- 10°39′40″N 76°05′11″E﻿ / ﻿10.66105°N 76.0865°E
- Location: Mattom, Thrissur district, Kerala
- Country: India
- Denomination: Syro-Malabar Catholic Church

History
- Founded: 140; 1886 years ago
- Dedication: Thomas the Apostle

Administration
- District: Thrissur
- Archdiocese: Thrissur

Clergy
- Archbishop: Andrews Thazhath
- Vicar: Francis Aloor

= St. Thomas Forane Church, Mattom =

Church in south India, Kerala

St. Thomas Forane Church is a Syro-Malabar Catholic church located in Mattom of Thalapilly Taluk in the Thrissur district of Kerala, south India. The church belongs to the Syro-Malabar Catholic Archdiocese of Thrissur. Founded in 140 A.D., it is one of the oldest churches in India.

Apart from the main church, there are ten other parishes under this forane, including centuries old ones.

==History==
St. Thomas Forane Church in Mattom was established in AD 140.

==Feast==
The main feast of the church is held in the month of January every year. In the feast, there is a ceremony of carrying an arrow in a procession.

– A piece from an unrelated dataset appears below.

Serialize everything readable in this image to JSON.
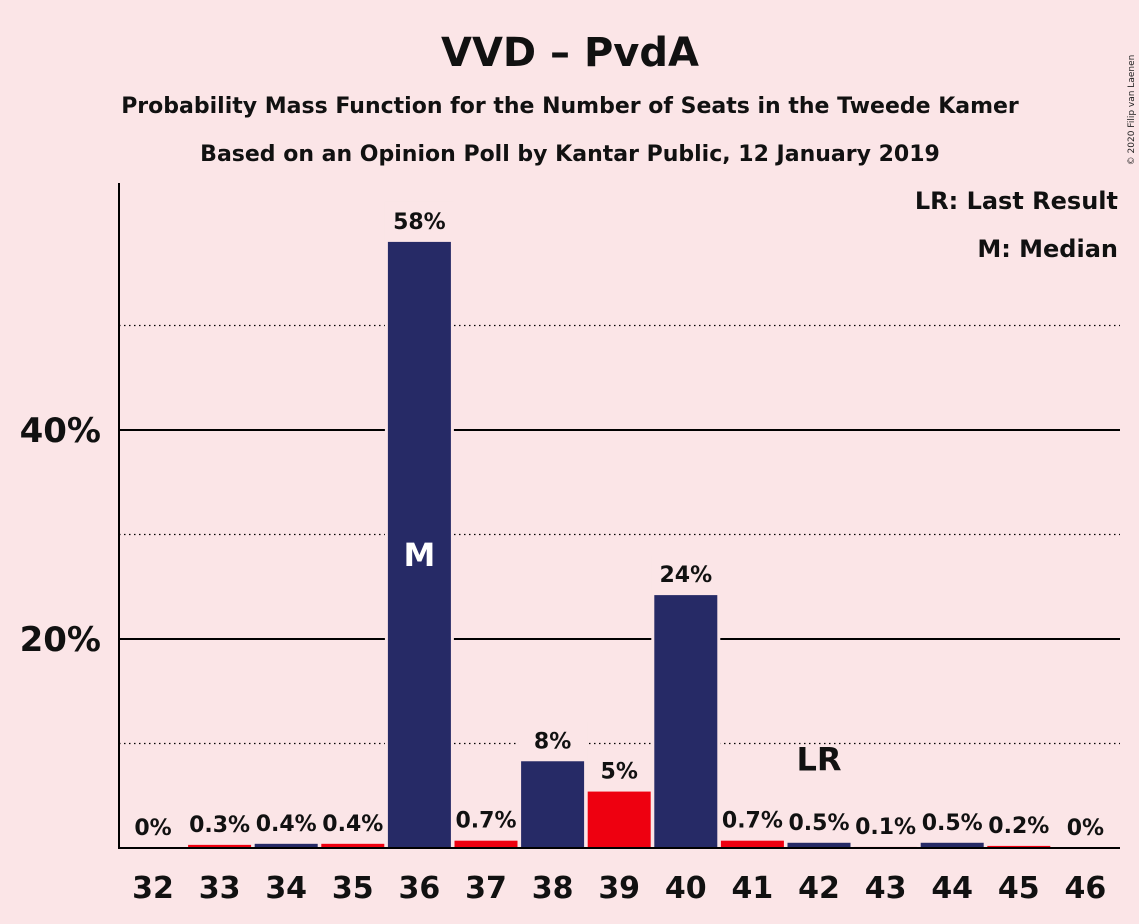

==Parishes under the Forane==
St. Sebastian Church, Aloor (established: 1960), St. Mariam Thressia Church, Aloor East (established: 2007), St. Sebastian's Church, Chittattukara (established: 1770), St. Thomas Church, Choondal (established: 1973), St. Antony Church, Elavally South (established: 1925), St. Joseph Church, Arikaniyoor, Kananassery (established: 1933), St. Xavier Church, Konnammuchi (established: 1924), St. Sebastian Church, Kunnamkulam (established: 1747), Nativity of Our Lady Church, Choondal (established: 1875), St. Sebastain Church, Vaka (established: 1976) are the other churches under the forane.